Journal of Burma Studies

Volume 13, Abstracts

From Ava to Mandalay: Toward Charting the Development of Burmese Yazawin Traditions

Alexey Kirichenko

Since the emergence of modern historiography of Burma (Myanmar), Burmese yazawin, or chronicles of kings, have been key scholarly sources. The most well-known of these chronicles are considered reliable after circa 1500 and provide a timeline of events for almost all research on precolonial Myanmar history. Despite this, we still have a quite vague understanding of textual genealogy and conditions in which these sources were produced, the foundations upon which they were constructed and the messages they carried. This article analyzes the corpus of Burmese yazawins and those narrative sources linked to yazawins that were instrumental in their compilation. It addresses the issues of typology and geneaology of yazawins, as well as the reconstruction of their development in terms of scope, structure, and conceptual focus. It challenges some historiographic stereotypes with regard to yazawins as a whole and the nature of individual sources in particular, and identifies a number of distinct yazawin traditions. The role of elites of royal cities of Ava, Taungngu, and Pagan in the production of yazawins is explored. Development of yazawin traditions is analyzed both as a kind of established textual activity with its own dynamics and as a function of changes in the organization of power and textual culture. Finally, the author suggests a number of tasks to be addressed in future research. All in all, the paper is conceived as a contribution towards the textology and hermeneutics of Burmese narrative sources and ideas in Myanmar in general.

Three Nineteenth-Century Law Book Lists: Burmese Legal History from the Inside

Andrew Huxley

Through the investigation of three Burmese law book lists by Maungdaung Sayadaw, Tha Dwe, and Kyaw Htun this article seeks to construct a narrative history of legal traditions. By breaking each list into smaller units and comparing the results a common core of Burmese legal history emerges. The lists, shed light on who the typical authors of a dhammathat were while items that appear on some, but not all, of the lists help indicate controversies that were still matters of live debate during the nineteenth century.

Rockets and Ashes: Pongyibyan as Depicted in Nineteenth-and Twentieth Century European Sources

Ralph Isaacs

This article describes the Burmese festival of pongyibyan, the ceremonies at the cremation of a senior monk, mainly by collating written accounts and photographs by Europeans who witnesses pongyibyan in the nineteenth and early twentieth centuries. Certain rites of the pongyibyan ceremony offer interesting parallels to accounts of the Buddha’s own funeral found in the Mahaparinibbana Sutta.
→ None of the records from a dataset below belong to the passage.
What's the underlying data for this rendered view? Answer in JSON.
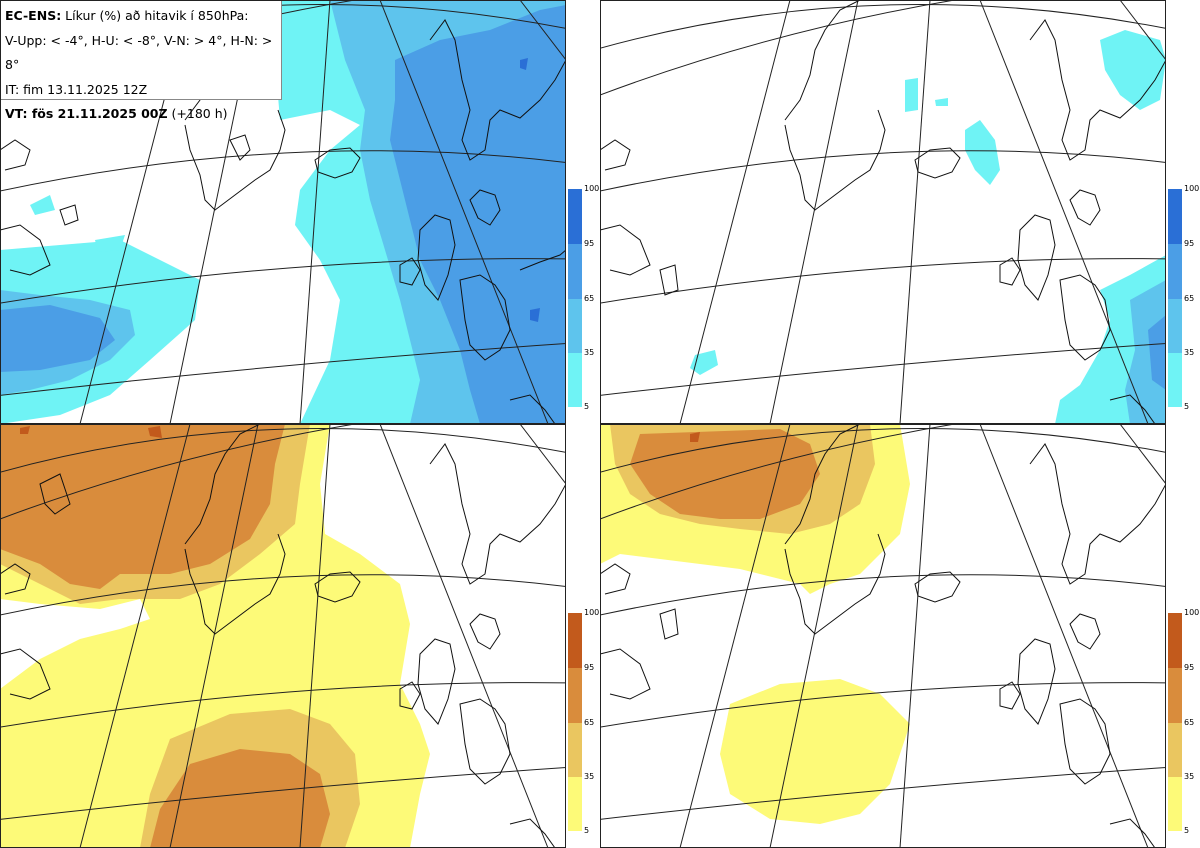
{
  "legend": {
    "line1_bold": "EC-ENS:",
    "line1_rest": " Líkur (%) að hitavik í 850hPa:",
    "line2": "V-Upp: < -4°, H-U: < -8°, V-N: > 4°, H-N: > 8°",
    "line3": "IT: fim 13.11.2025 12Z",
    "line4_bold": "VT: fös 21.11.2025 00Z",
    "line4_rest": " (+180 h)"
  },
  "colorbar_ticks": [
    "100",
    "95",
    "65",
    "35",
    "5"
  ],
  "colors": {
    "cold_5": "#6ff3f5",
    "cold_35": "#5ec4ed",
    "cold_65": "#4b9ee6",
    "cold_95": "#2a6fd6",
    "warm_5": "#fdfa78",
    "warm_35": "#eac660",
    "warm_65": "#d98c3c",
    "warm_95": "#c25a1c"
  },
  "panels": [
    {
      "id": "V-Upp",
      "scheme": "cold"
    },
    {
      "id": "H-U",
      "scheme": "cold"
    },
    {
      "id": "V-N",
      "scheme": "warm"
    },
    {
      "id": "H-N",
      "scheme": "warm"
    }
  ]
}
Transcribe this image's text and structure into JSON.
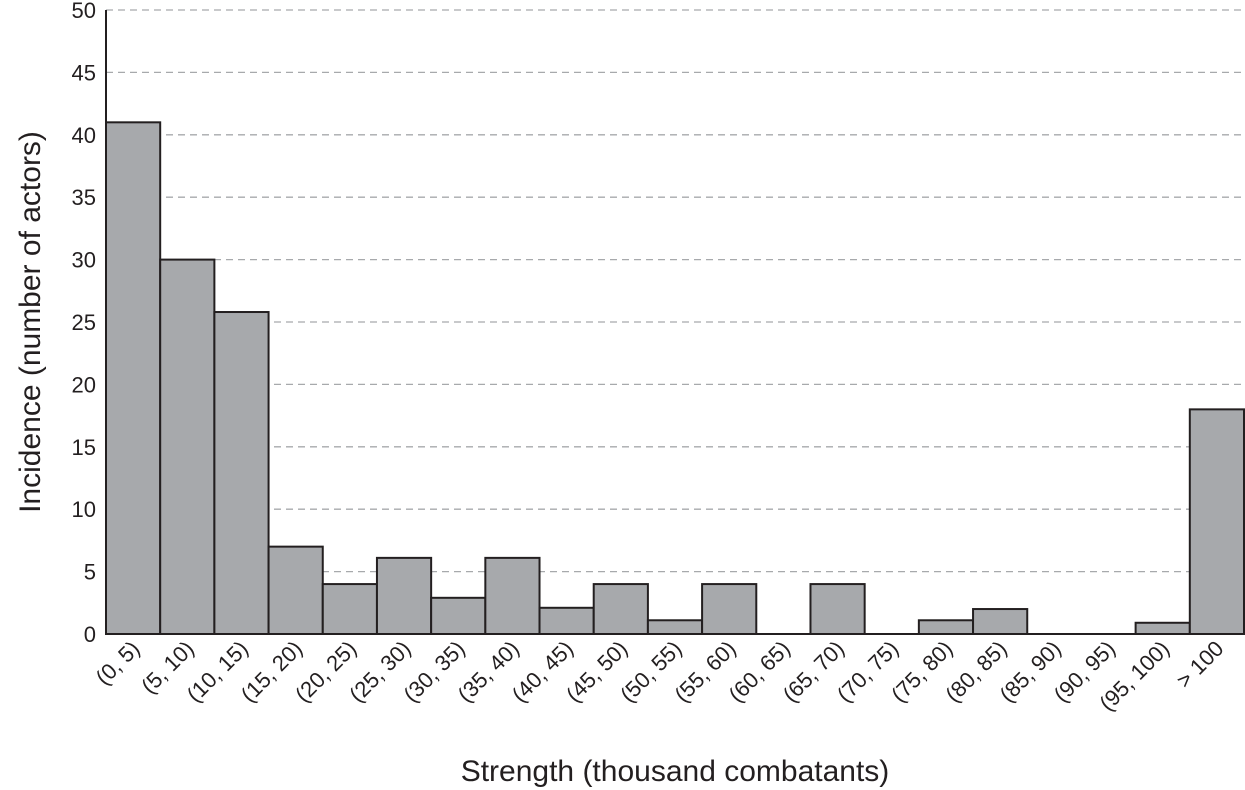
{
  "chart_data": {
    "type": "bar",
    "title": "",
    "xlabel": "Strength (thousand combatants)",
    "ylabel": "Incidence (number of actors)",
    "categories": [
      "(0, 5)",
      "(5, 10)",
      "(10, 15)",
      "(15, 20)",
      "(20, 25)",
      "(25, 30)",
      "(30, 35)",
      "(35, 40)",
      "(40, 45)",
      "(45, 50)",
      "(50, 55)",
      "(55, 60)",
      "(60, 65)",
      "(65, 70)",
      "(70, 75)",
      "(75, 80)",
      "(80, 85)",
      "(85, 90)",
      "(90, 95)",
      "(95, 100)",
      "> 100"
    ],
    "values": [
      41,
      30,
      25.8,
      7,
      4,
      6.1,
      2.9,
      6.1,
      2.1,
      4,
      1.1,
      4,
      0,
      4,
      0,
      1.1,
      2,
      0,
      0,
      0.9,
      18
    ],
    "ylim": [
      0,
      50
    ],
    "yticks": [
      0,
      5,
      10,
      15,
      20,
      25,
      30,
      35,
      40,
      45,
      50
    ],
    "grid": true,
    "colors": {
      "bar_fill": "#a7a9ac",
      "bar_stroke": "#231f20",
      "grid": "#a7a9ac",
      "text": "#231f20"
    }
  }
}
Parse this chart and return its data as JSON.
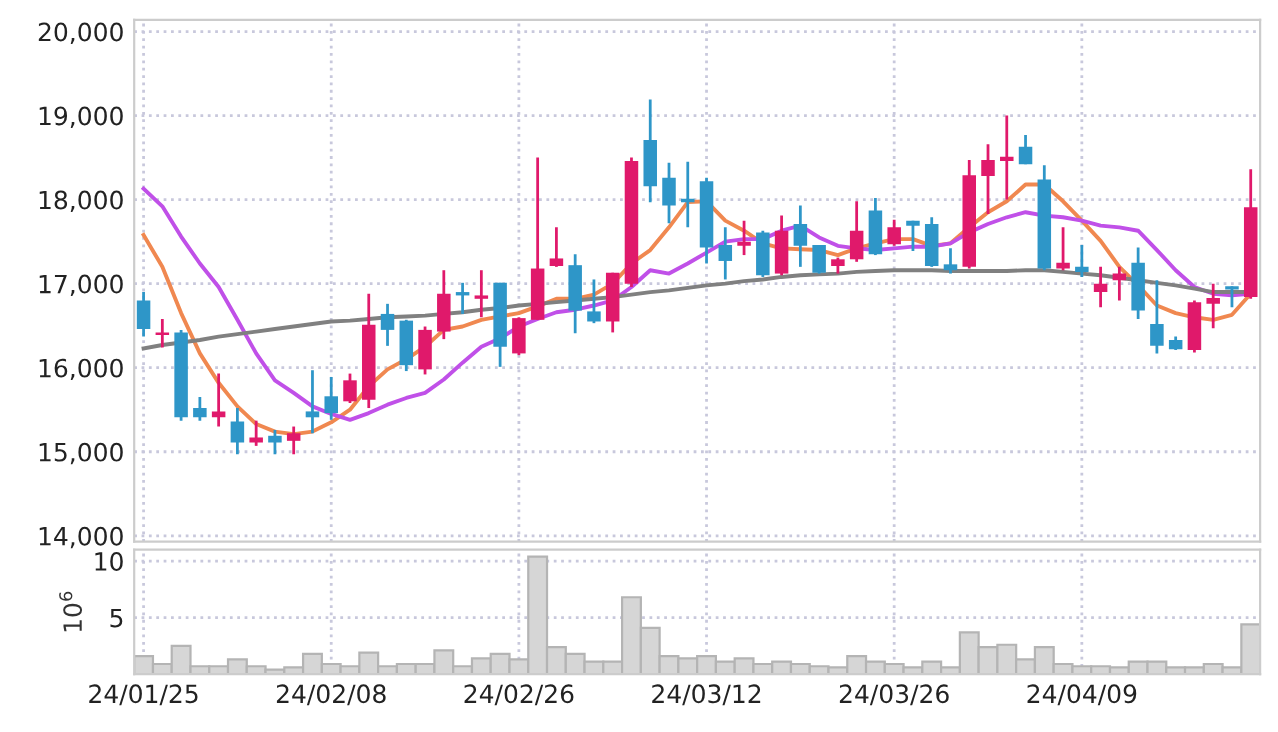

This article cites descriptions of the preparation of the monk’s corpse by evisceration, embalming, lacquering, wrapping in cloth and gilding, including descriptions of both the simple inner coffin and elaborate outer coffin, and the mortuary chapel (neibankyaung) where the body lay in state awaiting cremation. The article depicts the architectural and symbolic significance of the tall funeral pyres with figures of mythical beings and the role of the sat-hsaya, the craftsman in bamboo and cut paper who built them as well offering a description of the lonswethi, the tug-of-war for merit. Numerous foreign observers reported the Burmese passion for rocketry. At least three types of rockets (don) were used at pongyibyan for kindling the funeral pyre. Rockets commonly caused injury or death to spectators, and were discouraged by the British colonial government.